Discovering Process-Outcome Credit in Multi-Step LLM Reasoning

Discovering Process-Outcome Credit in Multi-Step LLM Reasoning
Notice: This research summary and analysis were automatically generated using AI technology. For absolute accuracy, please refer to the [Original Paper Viewer] below or the Original ArXiv Source.

Reinforcement Learning (RL) serves as a potent paradigm for enhancing reasoning capabilities in Large Language Models (LLMs), yet standard outcome-based approaches often suffer from reward sparsity and inefficient credit assignment. In this paper, we propose a novel framework designed to provide continuous reward signals, which introduces a Step-wise Marginal Information Gain (MIG) mechanism that quantifies the intrinsic value of reasoning steps against a Monotonic Historical Watermark, effectively filtering out training noise. To ensure disentangled credit distribution, we implement a Decoupled Masking Strategy, applying process-oriented rewards specifically to the chain-of-thought (CoT) and outcome-oriented rewards to the full completion. Additionally, we incorporate a Dual-Gated SFT objective to stabilize training with high-quality structural and factual signals. Extensive experiments across textual and multi-modal benchmarks (e.g., MATH, Super-CLEVR) demonstrate that our approach consistently outperforms baselines such as GRPO in both sample efficiency and final accuracy. Furthermore, our model exhibits superior out-of-distribution robustness, demonstrating promising zero-shot transfer capabilities to unseen and challenging reasoning tasks.


💡 Research Summary

The paper tackles the long‑standing issue of reward sparsity and credit assignment in reinforcement‑learning (RL) approaches for large language model (LLM) reasoning. Instead of relying solely on a binary terminal reward, the authors introduce a Step‑wise Marginal Information Gain (MIG) mechanism that provides dense, intrinsic feedback for each reasoning step. MIG is computed by measuring the log‑likelihood of the ground‑truth answer conditioned on the current reasoning prefix and comparing it to a monotonic historical watermark that records the best likelihood achieved so far. Only when a step yields a genuine increase in this likelihood does it receive a positive reward, ensuring that logical breakthroughs are rewarded regardless of their position and preventing “pump‑and‑dump” reward hacking.

To keep process exploration and outcome correctness from conflicting, the training objective is split into three components: (1) L_MIG, which applies the MIG‑derived advantage to tokens inside a Chain‑of‑Thought mask, encouraging diverse and semantically meaningful reasoning paths; (2) L_Outcome, a conventional GRPO‑style loss that combines a binary correctness signal with a format‑compliance reward, applied to the entire sequence via a complementary mask; and (3) L_Gated‑SFT, a self‑supervised distillation term gated by both structural validity and answer correctness, guaranteeing that only high‑quality trajectories are used for supervised fine‑tuning. This decoupled masking strategy cleanly separates process‑oriented and result‑oriented learning signals.

The framework is modality‑agnostic: the same MIG computation can be applied to multimodal tasks, enabling the method to scale from pure text benchmarks (GSM8K, MATH, TAL‑SCQ5K) to vision‑language datasets (CMM‑Math, ChartQA, Super‑CLEVR).
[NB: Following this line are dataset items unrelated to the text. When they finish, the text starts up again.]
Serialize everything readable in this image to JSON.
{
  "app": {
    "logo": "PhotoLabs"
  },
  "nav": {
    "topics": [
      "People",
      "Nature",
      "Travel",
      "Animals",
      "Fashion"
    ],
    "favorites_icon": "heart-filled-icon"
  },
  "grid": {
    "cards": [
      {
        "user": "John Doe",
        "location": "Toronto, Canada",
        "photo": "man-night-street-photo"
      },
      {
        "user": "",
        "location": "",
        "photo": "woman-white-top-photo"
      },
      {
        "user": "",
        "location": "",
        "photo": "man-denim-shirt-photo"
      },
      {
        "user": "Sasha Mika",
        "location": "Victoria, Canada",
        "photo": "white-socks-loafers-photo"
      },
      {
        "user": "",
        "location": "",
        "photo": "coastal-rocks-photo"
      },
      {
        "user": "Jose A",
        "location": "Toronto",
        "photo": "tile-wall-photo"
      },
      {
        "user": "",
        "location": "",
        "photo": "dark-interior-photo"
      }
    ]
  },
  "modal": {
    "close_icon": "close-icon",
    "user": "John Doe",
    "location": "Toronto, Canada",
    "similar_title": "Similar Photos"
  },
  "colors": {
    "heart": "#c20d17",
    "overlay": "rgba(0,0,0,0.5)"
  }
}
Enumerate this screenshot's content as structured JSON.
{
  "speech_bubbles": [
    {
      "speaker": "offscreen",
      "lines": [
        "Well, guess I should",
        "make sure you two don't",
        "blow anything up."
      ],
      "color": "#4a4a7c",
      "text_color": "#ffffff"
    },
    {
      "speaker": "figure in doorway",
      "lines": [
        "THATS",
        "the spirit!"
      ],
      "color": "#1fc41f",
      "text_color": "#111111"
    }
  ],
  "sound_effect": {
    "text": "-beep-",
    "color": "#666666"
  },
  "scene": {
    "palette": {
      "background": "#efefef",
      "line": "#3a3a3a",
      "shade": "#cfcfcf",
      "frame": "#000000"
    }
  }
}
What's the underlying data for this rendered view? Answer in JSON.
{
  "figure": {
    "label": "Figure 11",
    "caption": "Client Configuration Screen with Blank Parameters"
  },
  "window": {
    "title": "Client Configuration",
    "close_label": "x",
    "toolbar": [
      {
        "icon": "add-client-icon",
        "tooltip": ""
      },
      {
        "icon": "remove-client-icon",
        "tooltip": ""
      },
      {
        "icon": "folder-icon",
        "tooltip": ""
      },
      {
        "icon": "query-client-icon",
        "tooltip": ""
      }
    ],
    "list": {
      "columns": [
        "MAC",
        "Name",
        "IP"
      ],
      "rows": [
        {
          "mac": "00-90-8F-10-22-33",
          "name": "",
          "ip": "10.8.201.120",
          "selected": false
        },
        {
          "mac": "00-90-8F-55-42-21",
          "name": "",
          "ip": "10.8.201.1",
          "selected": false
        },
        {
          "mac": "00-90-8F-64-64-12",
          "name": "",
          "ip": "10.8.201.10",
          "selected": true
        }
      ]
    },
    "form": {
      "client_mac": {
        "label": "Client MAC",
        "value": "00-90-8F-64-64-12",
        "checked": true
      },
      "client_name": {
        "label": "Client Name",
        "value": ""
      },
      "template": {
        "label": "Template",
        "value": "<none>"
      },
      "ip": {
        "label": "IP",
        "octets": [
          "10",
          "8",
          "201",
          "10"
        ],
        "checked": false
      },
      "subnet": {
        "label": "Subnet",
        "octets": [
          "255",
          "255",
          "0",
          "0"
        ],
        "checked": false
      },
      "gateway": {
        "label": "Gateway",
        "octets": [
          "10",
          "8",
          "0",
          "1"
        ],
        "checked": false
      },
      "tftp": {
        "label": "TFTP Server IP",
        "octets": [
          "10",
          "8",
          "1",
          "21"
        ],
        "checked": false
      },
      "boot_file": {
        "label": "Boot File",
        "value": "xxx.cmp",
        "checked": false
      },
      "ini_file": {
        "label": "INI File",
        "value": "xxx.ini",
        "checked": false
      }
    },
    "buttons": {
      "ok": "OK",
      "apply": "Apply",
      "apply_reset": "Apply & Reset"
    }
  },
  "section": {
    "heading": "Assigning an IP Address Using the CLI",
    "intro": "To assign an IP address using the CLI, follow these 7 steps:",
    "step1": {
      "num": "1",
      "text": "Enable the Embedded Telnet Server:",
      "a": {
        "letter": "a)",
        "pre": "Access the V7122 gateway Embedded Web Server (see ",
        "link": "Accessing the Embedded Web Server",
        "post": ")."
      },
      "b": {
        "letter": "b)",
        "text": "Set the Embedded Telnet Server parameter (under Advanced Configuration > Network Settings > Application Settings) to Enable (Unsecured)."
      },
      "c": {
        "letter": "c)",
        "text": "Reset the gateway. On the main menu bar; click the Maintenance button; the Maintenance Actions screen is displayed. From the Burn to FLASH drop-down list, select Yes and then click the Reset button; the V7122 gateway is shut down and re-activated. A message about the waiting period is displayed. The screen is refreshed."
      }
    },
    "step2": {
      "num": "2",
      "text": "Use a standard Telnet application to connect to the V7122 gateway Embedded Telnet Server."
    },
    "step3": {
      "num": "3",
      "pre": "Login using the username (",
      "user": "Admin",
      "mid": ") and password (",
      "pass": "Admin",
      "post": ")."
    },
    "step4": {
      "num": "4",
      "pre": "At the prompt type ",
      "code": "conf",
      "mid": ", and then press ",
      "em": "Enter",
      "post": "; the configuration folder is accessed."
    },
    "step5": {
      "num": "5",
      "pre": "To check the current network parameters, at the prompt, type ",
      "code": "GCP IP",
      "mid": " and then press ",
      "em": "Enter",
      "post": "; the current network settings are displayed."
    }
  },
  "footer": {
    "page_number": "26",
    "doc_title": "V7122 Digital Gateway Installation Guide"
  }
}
Experiments across eight training datasets and six out‑of‑distribution benchmarks demonstrate consistent improvements in sample efficiency and final accuracy over strong baselines such as GRPO, DAPO, and GSPO. The authors also address answer‑variant issues in mathematics by extending the likelihood calculation to a set of semantically equivalent solutions, further enhancing robustness.

Overall, the work presents a principled, dense reward signal derived from the model’s own probability distribution, a dual‑gated SFT scheme for high‑fidelity data distillation, and a decoupled optimization that together enable LLMs to explore richer reasoning trajectories while staying anchored to correct outcomes. This contributes a significant step toward autonomous, scalable, and trustworthy reasoning in large language models.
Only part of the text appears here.